世界保健機関(WHO)によると、タイは交通事故による死亡者数において、常に世界で最も危険な国の一つに挙げられています。交通量の多い道路を縫うように走るバイクの膨大な数に加え、広範囲にわたるスピード違反や無謀運転が、突発的な事故のリスクを著しく高めています。

タイ政府は定期的に安全対策の見直しや従業員の薬物検査の強化を発表していますが、急速に増加する都市人口と老朽化したインフラが、依然として大きな課題となっています。
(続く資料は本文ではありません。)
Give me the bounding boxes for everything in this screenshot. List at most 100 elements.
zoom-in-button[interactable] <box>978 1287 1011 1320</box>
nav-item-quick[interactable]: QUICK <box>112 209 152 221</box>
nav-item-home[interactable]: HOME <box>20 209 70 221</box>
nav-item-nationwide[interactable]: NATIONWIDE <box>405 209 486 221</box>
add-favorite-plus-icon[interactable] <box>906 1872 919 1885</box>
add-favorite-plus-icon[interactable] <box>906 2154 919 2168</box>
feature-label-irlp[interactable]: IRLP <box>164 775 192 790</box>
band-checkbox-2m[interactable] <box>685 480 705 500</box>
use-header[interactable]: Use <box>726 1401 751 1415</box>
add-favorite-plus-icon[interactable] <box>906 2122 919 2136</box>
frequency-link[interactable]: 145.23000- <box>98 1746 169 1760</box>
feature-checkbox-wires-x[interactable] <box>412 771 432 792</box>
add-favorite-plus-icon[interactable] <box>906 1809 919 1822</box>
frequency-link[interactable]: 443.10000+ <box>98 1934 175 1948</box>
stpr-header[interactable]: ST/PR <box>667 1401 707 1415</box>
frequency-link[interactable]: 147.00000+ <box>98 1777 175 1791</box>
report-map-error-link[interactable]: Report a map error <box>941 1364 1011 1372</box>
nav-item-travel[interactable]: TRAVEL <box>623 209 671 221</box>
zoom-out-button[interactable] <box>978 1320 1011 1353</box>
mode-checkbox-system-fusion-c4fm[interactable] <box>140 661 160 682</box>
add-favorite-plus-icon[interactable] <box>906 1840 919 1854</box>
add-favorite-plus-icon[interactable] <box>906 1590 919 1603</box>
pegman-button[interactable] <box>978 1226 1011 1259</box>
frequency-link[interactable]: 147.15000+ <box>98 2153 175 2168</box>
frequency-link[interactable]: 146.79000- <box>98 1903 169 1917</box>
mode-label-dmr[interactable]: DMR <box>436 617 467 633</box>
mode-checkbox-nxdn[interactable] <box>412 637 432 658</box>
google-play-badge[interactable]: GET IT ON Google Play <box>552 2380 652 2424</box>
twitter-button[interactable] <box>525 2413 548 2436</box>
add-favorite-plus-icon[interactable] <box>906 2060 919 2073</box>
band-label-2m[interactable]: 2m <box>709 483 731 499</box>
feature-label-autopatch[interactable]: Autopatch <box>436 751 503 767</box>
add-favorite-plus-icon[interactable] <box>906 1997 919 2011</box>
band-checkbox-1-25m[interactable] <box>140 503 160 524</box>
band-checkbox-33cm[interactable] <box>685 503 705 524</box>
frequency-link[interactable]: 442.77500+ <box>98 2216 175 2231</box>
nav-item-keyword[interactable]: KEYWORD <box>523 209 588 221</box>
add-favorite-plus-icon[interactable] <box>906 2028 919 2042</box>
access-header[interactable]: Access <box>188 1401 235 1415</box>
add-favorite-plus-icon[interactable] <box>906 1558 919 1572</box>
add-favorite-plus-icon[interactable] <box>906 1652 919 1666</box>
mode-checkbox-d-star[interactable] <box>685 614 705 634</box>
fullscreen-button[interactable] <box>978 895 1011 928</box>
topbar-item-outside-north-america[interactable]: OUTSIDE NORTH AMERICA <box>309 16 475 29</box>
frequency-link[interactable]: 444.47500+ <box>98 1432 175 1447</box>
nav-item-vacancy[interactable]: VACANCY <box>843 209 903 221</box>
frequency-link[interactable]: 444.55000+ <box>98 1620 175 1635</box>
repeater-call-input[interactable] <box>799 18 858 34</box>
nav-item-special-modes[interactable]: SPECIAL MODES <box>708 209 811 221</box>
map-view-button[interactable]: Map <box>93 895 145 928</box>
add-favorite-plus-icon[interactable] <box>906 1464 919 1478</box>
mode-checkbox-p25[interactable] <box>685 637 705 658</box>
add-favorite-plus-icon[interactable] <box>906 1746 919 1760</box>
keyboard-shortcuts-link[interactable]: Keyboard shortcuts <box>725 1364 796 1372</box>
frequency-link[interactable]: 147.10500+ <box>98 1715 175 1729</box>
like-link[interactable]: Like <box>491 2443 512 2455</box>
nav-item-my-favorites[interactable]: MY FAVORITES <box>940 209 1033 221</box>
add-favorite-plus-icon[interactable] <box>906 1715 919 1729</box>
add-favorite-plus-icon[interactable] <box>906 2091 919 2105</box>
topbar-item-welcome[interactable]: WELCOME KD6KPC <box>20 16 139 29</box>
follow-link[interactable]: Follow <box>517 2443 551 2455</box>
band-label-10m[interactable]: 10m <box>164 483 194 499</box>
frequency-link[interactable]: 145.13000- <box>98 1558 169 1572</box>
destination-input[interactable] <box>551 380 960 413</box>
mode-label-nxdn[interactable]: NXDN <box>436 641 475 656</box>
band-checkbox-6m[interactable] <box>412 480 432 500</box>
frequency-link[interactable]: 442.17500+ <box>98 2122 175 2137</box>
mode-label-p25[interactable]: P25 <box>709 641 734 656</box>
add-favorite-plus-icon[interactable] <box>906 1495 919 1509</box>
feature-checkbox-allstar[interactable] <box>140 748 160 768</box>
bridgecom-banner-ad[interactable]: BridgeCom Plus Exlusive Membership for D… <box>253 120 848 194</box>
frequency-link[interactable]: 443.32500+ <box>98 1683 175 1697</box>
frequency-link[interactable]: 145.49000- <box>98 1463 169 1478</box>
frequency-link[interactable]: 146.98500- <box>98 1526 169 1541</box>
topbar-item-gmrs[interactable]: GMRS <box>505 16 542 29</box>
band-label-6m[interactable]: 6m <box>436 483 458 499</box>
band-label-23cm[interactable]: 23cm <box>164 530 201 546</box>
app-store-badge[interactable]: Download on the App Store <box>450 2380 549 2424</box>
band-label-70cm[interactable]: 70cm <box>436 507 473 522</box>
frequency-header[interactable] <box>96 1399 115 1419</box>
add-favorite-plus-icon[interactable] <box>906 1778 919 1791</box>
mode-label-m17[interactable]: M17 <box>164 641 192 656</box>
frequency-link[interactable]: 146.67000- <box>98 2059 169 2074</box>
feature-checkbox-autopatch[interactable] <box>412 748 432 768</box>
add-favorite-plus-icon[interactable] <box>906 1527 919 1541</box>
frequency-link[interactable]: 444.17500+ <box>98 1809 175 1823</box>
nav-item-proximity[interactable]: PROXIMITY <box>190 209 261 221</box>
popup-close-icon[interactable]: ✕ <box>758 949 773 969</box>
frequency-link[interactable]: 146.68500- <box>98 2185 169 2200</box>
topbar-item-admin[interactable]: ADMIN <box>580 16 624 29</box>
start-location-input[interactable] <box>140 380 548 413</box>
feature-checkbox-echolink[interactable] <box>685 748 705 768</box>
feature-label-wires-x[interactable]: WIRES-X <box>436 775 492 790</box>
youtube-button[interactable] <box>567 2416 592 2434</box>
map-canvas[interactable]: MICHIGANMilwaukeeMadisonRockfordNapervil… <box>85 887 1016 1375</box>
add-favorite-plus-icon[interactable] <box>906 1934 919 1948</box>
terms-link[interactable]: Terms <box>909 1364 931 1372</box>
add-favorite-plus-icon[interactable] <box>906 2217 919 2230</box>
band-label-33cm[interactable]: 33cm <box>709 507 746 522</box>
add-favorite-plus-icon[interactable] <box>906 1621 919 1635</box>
責任の所在をめぐる議論はいつまでも続くかもしれないが、真実は、こうした危険地帯が首都圏の至る所に点在しているということだ。そして、問題はバンコクだけではない。今週初め、ラン島近郊の観光客が突然の嵐で荒波に遭い、立ち往生した恐ろしい体験談を語り、パタヤ近郊の海洋ツアーの安全対策に対する批判が再び高まった。


出典;

2026年5月25日 カオソッド (カオソッド 紙は1994年に初めて注目を集めました。現在、カオソッド紙はタイで3番目に売れている新聞です。さらに、同紙のオンライン版は2010年に訪問者数が98%増加しました。)